Thanks to all of you – you make this a great Yuri Network!



Yuri Manga: Kindred Spirits on the Roof -The Complete Collection (English)

March 30th, 2017

If you had been paying attention to Yuri manga in Japan between 2012-14 or so, you’d have been hard pressed to not hear of Okujou no Yurirei-san, a wildly popular Visual Novel that spawned Drama CDs, any number of doujinshi and even a two-part manga series.  Okujou no Yurirei-san Side A: Mou Hitotsu Yuritopia (屋上の百合霊さんSIDE A もうひとつのユリトピア) (reviewed here on Okazu) and Okujou no Yurirei-san Side B: Nakayoshi Quiz (reviewed here on Okazu) both released in Japan by Ichijinsha in 2015.

In 2016, MangaGamers put out the Kindred Spirits on the Roof  Visual Novel with English subtitles and, if you recall, I enjoyed it quite a bit (to my surprise. It almost goes without saying that I enjoyed the heck out of the Drama CDs, as well!)

And now in 2017, Seven Seas has collected both those 2015 manga volumes into one omnibus, Kindred Spirits on the Roof – The Complete Collection. Which was, for the same reasons they were very pleasant to read in Japanese, were still very pleasant to read in English.

In “Another Yuritopia” we meet Shiori and Mako, a couple who is only not a couple because Shiori is, frankly, scared of her feelings. Mako has confessed to her, but she just can’t bring herself to give a reply. VN character Hina is able to help her classmate out with good advice (as she does in the game, as well. And, of course the story contains cameos from other VN characters.

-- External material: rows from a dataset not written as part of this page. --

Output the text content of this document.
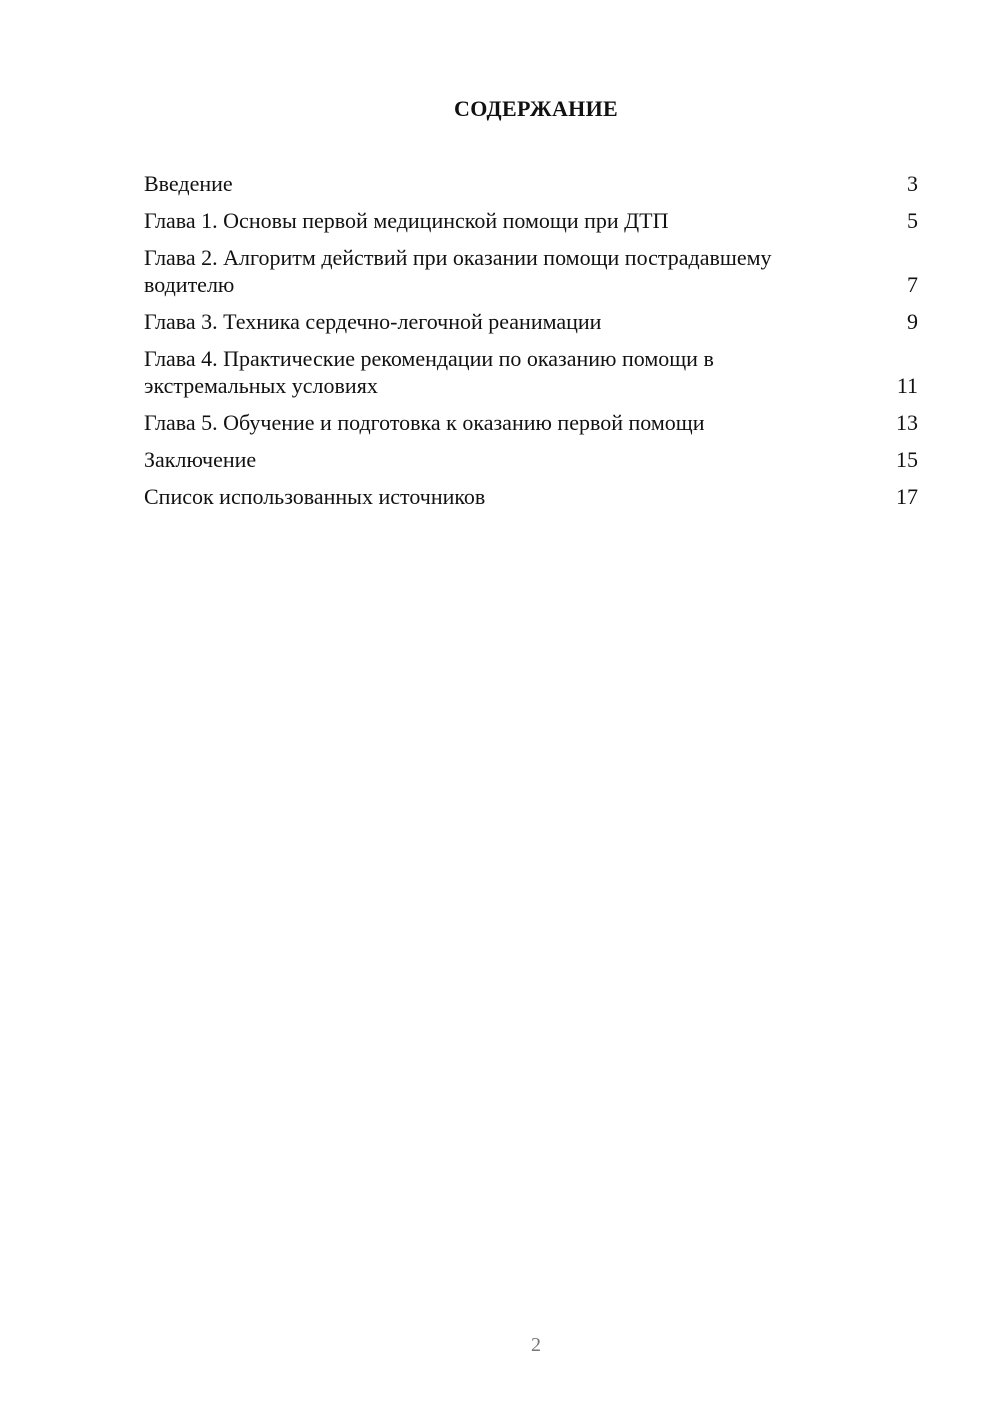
СОДЕРЖАНИЕ
Введение	3
Глава 1. Основы первой медицинской помощи при ДТП	5
Глава 2. Алгоритм действий при оказании помощи пострадавшему водителю	7
Глава 3. Техника сердечно-легочной реанимации	9
Глава 4. Практические рекомендации по оказанию помощи в экстремальных условиях	11
Глава 5. Обучение и подготовка к оказанию первой помощи	13
Заключение	15
Список использованных источников	17
2
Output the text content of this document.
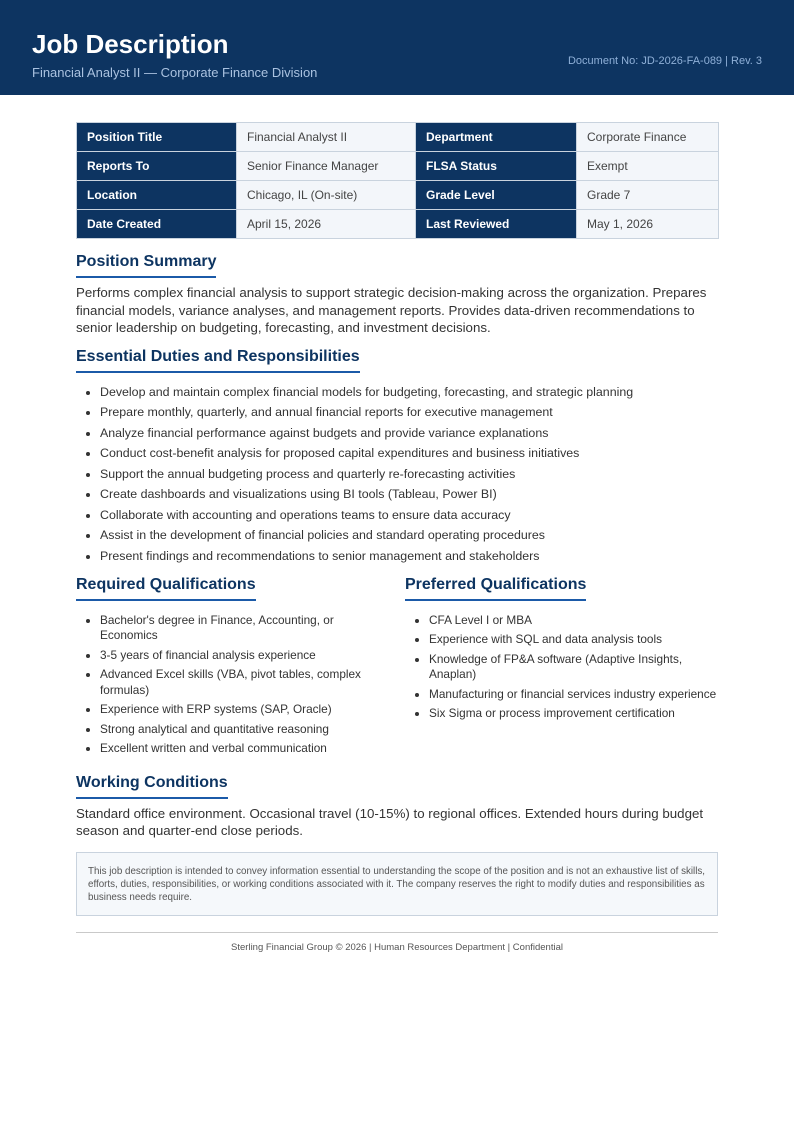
Job Description
Financial Analyst II — Corporate Finance Division
Document No: JD-2026-FA-089 | Rev. 3
Position Title	Financial Analyst II	Department	Corporate Finance
Reports To	Senior Finance Manager	FLSA Status	Exempt
Location	Chicago, IL (On-site)	Grade Level	Grade 7
Date Created	April 15, 2026	Last Reviewed	May 1, 2026
Position Summary

Performs complex financial analysis to support strategic decision-making across the organization. Prepares financial models, variance analyses, and management reports. Provides data-driven recommendations to senior leadership on budgeting, forecasting, and investment decisions.

Essential Duties and Responsibilities
• Develop and maintain complex financial models for budgeting, forecasting, and strategic planning
• Prepare monthly, quarterly, and annual financial reports for executive management
• Analyze financial performance against budgets and provide variance explanations
• Conduct cost-benefit analysis for proposed capital expenditures and business initiatives
• Support the annual budgeting process and quarterly re-forecasting activities
• Create dashboards and visualizations using BI tools (Tableau, Power BI)
• Collaborate with accounting and operations teams to ensure data accuracy
• Assist in the development of financial policies and standard operating procedures
• Present findings and recommendations to senior management and stakeholders
Required Qualifications
• Bachelor's degree in Finance, Accounting, or Economics
• 3-5 years of financial analysis experience
• Advanced Excel skills (VBA, pivot tables, complex formulas)
• Experience with ERP systems (SAP, Oracle)
• Strong analytical and quantitative reasoning
• Excellent written and verbal communication
Preferred Qualifications
• CFA Level I or MBA
• Experience with SQL and data analysis tools
• Knowledge of FP&A software (Adaptive Insights, Anaplan)
• Manufacturing or financial services industry experience
• Six Sigma or process improvement certification
Working Conditions

Standard office environment. Occasional travel (10-15%) to regional offices. Extended hours during budget season and quarter-end close periods.

This job description is intended to convey information essential to understanding the scope of the position and is not an exhaustive list of skills, efforts, duties, responsibilities, or working conditions associated with it. The company reserves the right to modify duties and responsibilities as business needs require.
Sterling Financial Group © 2026 | Human Resources Department | Confidential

In the second story, “Friendly Quiz”, Chiharu is a Yuri enthusiast and loves the “friendliness” amongst the student body, but when she see hows in sympatico Trivia Club President and Vice President Natsuki and Rika, Chiharu knows just what to do. While training to win at the Trivia finals, Chiharu is able to use her skills to bridge a gap between her sempai and become friendlier with Tokino, her fellow new club member. What this story lacks in subtlety, it makes up for in pure joy of being happy about lesbian couples being happy. Ain’t nothing wrong with a little happy couples. ^_^

What makes these stories a little unusual and a lot pleasant, is the complete absence of the kind of male gaze we’re forced to endure usually with these tales. No obsessive, skirt hem, chest or ass-staring at all. The girls are allowed to appear as more than just body parts throughout the whole thing.

After the small gaffes with the translation in Bloom Into You, I was very pleased to see that Seven Seas had once again attained it’s usual standard of quality in translation and technicals.

These were very nice stories to read in Japanese, even if one hadn’t gone through the VN, as I hadn’t and now that I have, they were still just as pleasant – which is really quite an achievement, when you think about it.

Ratings:

Art – 8 Nice
Story – 7 Cute 
Characters – 8 Likeable
Yuri – 8 Teen Romance
Service – 1 Really not. A kiss or two. 

Overall – 8

Kindred Spirits on the Roof – The Complete Collection is a readable and very likable off-shoot of the popular Kindred Spirits Visual Novel that can be enjoyed by anyone whether they are familiar with the VN or not.

I was also very pleased to see an ad for the VN in the back of the book. This kind of cross-promotion is very important. Saturation is what makes a franchise successful.